Week 2 Physiology - Body fluids and nerve transmission Flashcards
What is membrane potential?
Membrane potential results from separation of positive and negative charges across a membrane
What is the resting membrane potential in neurons?
-70mV, similar to equilibrium potential for K+
Define resting membrane potential?
Equilibrium between driving force for ions down concentration gradient versus electrical gradient
i.e. for K+, it is negative inside cell, so electrically these ions want to move into the cell, but chemically the concentration of K+ is very high intracellularly, so this also works against the net influx (versus the way that sodium moves into the cell during depolarisation, with both favouring electrical and chemical gradient inwards)

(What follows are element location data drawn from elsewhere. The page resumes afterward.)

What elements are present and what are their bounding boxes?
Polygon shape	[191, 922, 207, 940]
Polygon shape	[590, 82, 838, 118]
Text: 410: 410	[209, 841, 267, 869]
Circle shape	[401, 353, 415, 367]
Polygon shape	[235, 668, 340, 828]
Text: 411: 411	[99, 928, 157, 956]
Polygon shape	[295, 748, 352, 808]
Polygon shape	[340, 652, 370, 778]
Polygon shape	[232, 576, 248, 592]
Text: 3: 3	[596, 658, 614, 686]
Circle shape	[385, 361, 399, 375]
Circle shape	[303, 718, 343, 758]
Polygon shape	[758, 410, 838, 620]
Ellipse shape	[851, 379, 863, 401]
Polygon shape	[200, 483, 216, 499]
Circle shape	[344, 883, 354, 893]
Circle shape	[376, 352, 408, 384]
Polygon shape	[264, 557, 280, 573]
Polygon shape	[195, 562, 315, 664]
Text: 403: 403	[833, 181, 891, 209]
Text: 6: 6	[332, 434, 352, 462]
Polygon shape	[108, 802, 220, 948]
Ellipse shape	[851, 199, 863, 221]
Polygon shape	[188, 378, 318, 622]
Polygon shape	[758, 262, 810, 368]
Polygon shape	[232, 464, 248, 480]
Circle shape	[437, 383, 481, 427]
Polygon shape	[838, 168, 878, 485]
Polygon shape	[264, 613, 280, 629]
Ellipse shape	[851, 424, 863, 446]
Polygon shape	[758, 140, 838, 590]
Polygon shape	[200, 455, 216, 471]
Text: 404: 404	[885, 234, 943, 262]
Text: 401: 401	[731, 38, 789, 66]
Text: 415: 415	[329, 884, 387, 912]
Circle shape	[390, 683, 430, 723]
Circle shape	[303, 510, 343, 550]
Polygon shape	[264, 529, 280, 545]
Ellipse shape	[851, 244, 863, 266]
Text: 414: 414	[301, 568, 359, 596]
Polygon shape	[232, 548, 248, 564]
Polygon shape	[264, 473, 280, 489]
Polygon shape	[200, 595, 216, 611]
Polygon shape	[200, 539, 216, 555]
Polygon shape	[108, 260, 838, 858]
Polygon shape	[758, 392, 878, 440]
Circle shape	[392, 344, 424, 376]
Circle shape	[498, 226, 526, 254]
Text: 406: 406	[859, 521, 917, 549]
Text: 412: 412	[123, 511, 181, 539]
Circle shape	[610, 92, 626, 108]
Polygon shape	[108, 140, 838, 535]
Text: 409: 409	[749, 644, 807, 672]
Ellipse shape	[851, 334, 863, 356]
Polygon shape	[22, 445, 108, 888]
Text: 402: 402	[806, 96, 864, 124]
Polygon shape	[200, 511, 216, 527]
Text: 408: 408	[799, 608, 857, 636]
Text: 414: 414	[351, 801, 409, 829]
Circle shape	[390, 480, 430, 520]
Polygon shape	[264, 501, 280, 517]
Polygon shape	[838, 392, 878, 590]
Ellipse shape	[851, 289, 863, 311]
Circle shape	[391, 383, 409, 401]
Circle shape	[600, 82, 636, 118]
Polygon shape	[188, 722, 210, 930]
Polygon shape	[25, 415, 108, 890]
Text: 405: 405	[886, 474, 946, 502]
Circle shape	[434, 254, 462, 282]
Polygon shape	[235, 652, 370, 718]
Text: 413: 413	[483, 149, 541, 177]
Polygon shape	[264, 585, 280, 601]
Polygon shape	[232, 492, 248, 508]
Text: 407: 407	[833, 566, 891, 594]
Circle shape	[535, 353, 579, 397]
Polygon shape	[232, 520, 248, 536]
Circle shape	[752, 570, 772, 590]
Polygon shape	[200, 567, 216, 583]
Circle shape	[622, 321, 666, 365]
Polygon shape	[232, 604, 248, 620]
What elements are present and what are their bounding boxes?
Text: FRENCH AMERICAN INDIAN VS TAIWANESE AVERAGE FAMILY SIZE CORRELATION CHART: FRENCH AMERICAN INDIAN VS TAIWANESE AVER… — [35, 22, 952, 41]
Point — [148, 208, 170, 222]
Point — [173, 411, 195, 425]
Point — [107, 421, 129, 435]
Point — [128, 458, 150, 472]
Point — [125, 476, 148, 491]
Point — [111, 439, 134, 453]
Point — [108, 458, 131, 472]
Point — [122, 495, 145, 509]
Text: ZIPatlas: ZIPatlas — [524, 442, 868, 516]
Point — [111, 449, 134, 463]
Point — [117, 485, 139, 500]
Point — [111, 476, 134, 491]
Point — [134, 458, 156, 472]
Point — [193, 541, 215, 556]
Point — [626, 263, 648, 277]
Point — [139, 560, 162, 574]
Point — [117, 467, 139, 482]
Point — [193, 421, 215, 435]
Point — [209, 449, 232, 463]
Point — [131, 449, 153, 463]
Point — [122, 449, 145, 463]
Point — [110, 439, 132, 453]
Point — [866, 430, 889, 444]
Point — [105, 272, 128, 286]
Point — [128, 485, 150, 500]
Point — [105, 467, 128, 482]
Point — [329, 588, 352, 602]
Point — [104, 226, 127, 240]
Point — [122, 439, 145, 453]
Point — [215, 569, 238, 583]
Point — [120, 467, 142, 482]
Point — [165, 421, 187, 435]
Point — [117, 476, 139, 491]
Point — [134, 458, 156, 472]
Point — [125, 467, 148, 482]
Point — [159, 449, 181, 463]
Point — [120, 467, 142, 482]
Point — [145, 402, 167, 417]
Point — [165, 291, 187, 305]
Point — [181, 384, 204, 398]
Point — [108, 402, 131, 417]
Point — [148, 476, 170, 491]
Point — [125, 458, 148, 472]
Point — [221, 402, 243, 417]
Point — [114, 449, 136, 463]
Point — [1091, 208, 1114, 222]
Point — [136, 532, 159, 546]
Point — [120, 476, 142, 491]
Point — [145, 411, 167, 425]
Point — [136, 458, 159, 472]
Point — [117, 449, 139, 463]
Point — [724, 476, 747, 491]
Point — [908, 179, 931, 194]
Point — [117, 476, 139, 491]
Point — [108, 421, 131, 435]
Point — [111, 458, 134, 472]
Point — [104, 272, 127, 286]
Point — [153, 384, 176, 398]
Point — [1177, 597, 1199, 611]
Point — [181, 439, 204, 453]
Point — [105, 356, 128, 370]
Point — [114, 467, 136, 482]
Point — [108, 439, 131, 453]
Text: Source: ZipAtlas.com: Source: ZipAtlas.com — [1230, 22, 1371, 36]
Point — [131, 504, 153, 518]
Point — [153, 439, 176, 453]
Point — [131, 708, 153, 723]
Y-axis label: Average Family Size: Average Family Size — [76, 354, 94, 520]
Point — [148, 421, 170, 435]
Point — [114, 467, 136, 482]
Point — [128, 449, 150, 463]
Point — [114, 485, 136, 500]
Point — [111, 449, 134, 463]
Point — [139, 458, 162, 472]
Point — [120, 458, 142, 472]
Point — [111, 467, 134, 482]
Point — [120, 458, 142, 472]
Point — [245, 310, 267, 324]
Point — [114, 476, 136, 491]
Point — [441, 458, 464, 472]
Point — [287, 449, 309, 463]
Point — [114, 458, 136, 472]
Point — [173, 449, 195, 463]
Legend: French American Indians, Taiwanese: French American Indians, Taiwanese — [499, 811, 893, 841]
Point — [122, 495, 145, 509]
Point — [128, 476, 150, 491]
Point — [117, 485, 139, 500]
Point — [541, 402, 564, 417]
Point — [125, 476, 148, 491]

What is the chief mechanism by which K+ is kept at higher concentration inside cell versus Na+?
NaK ATPase
More open K+ channels at rest, allows greater permeability of K+ at rest, therefore K+ is prime determinant of membrane potential at rest
Describe movement of ions in an action potential?
- Opening of voltage gated Na+ channels
- Influx of Na+ into cell, reaches threshold potential, and membrane potential becomes positive –> generation of action potential, becomes closer to equilibrium potential for sodium (+60mv)
- Na+ channels rapidly close, and remain inactive
- Repolarisation is achieved by opening of K+ channels (voltage gated) causing K+ efflux and return to RMP
What effect does increased extracellular K+ have on membrane potential?
Decreased resting membrane potential, making it easier for threshold to be reached
What effect does decreased extracellular calcium have on excitability of nerve and muscle cells?
Increased excitability, by decreasing the amount of positive charge that is repelling inwards movement of Na+ into cell
What are the biggest to smallest categories of nerve fibres?
A - 5-20 micrometres
B - <3 micrometres
C - 0.3 -1.3 micrometres
What are type A nerve subdivisions, and what they are responsible for?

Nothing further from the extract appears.